Because distributed programming is hard, I am trying to figure out the max performance we can get out of a single machine.
Of all the architectures that Rust targets (and also runs Linux), what is the most powerful machine we can get? Is it:
(1) dual core AMD Epyc
(2) ampere altra
(3) something else ... ?
For simplicity, let's rule out infiniband + rdma. I want something where we can easily use AtomicU64 and have it visible to all nodes/threads of the single machine.
Also, let us rule out GPUs. We're not doing floating point crunching. We do not have that level of a data parallelism.
Primarily, I am interested in the # of cores we can have, subject to the constraint that all cores can see all memory and access shared AtomicU64's.
The System/390, Power, and RISC-V architectures are all on the Tier-2 target list, so you should be able to find a mainframe-class computer that can run both rustc and programs implemented in Rust (though there may be some quirks/bugs).
This support is for Linux running in a VM (what they used to call an LPAR, I think) on the mainframe, so it will look a lot like any other 64-bit Linux server. Rust targeting z/OS would be quite different.

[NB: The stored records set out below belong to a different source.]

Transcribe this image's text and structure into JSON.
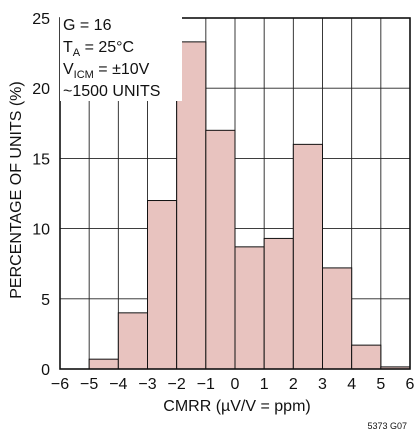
{
  "chart_data": {
    "type": "bar",
    "bins": [
      {
        "x0": -6,
        "x1": -5,
        "value": 0
      },
      {
        "x0": -5,
        "x1": -4,
        "value": 0.7
      },
      {
        "x0": -4,
        "x1": -3,
        "value": 4.0
      },
      {
        "x0": -3,
        "x1": -2,
        "value": 12.0
      },
      {
        "x0": -2,
        "x1": -1,
        "value": 23.3
      },
      {
        "x0": -1,
        "x1": 0,
        "value": 17.0
      },
      {
        "x0": 0,
        "x1": 1,
        "value": 8.7
      },
      {
        "x0": 1,
        "x1": 2,
        "value": 9.3
      },
      {
        "x0": 2,
        "x1": 3,
        "value": 16.0
      },
      {
        "x0": 3,
        "x1": 4,
        "value": 7.2
      },
      {
        "x0": 4,
        "x1": 5,
        "value": 1.7
      },
      {
        "x0": 5,
        "x1": 6,
        "value": 0.15
      }
    ],
    "xlabel": "CMRR (µV/V = ppm)",
    "ylabel": "PERCENTAGE OF UNITS (%)",
    "xlim": [
      -6,
      6
    ],
    "ylim": [
      0,
      25
    ],
    "xticks": [
      -6,
      -5,
      -4,
      -3,
      -2,
      -1,
      0,
      1,
      2,
      3,
      4,
      5,
      6
    ],
    "yticks": [
      0,
      5,
      10,
      15,
      20,
      25
    ],
    "grid": true,
    "bar_color": "#e8c3bf",
    "annotations": {
      "gain": "G = 16",
      "temp_prefix": "T",
      "temp_sub": "A",
      "temp_suffix": " = 25°C",
      "vicm_prefix": "V",
      "vicm_sub": "ICM",
      "vicm_suffix": " = ±10V",
      "units": "~1500 UNITS"
    },
    "figure_id": "5373 G07"
  }
}
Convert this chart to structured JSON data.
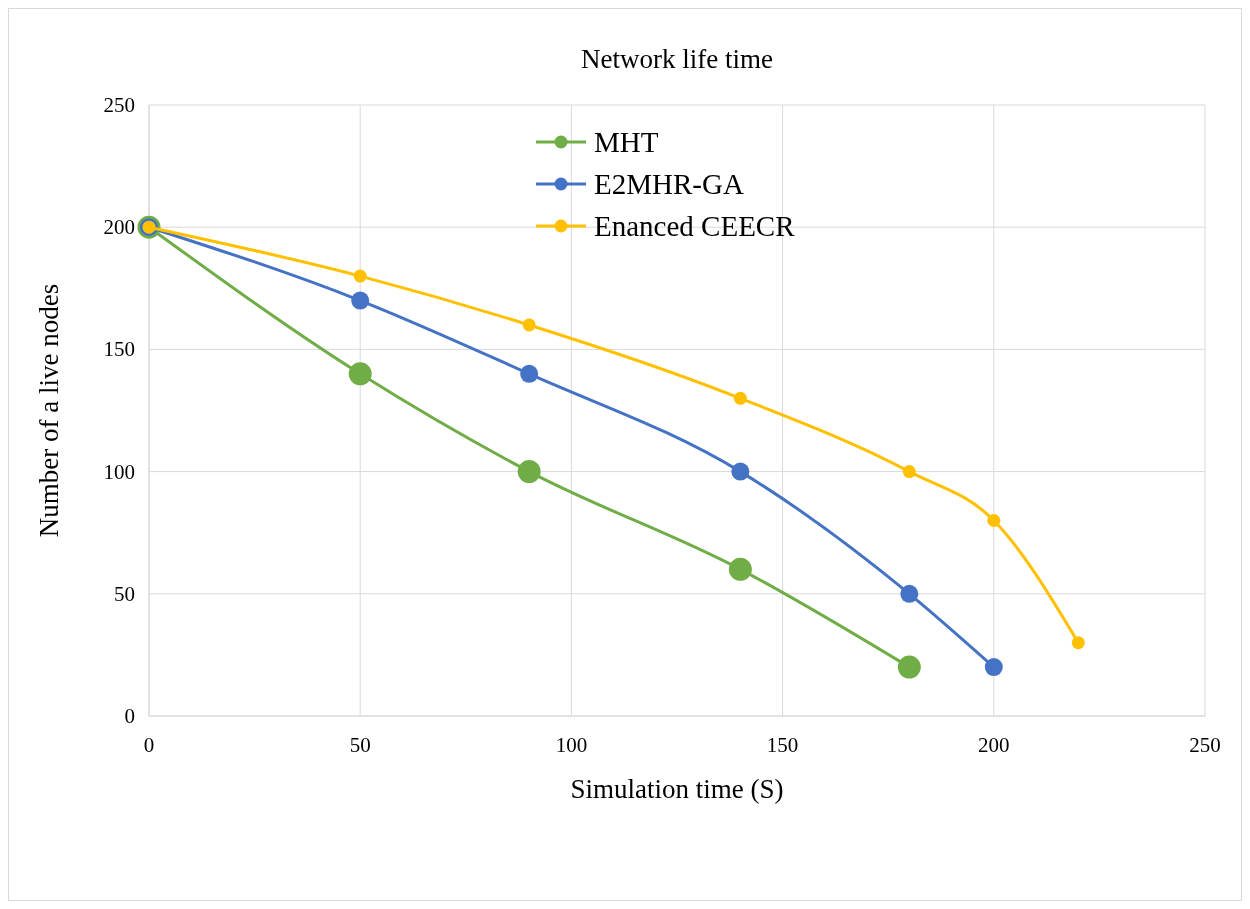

What is a "single machine"? The most performant computer in the world at the moment seems to be Supercomputer Fugaku - Supercomputer Fugaku, A64FX 48C 2.2GHz, Tofu interconnect D | TOP500 at 16 PFlop/s . You would probably describe it as a rather big number of smaller computers, but it counts as one machine. And it is running Red Hat Enterprise Linux as operating system, so it's probably running rust. At least some rg somewhere in some administrative script ...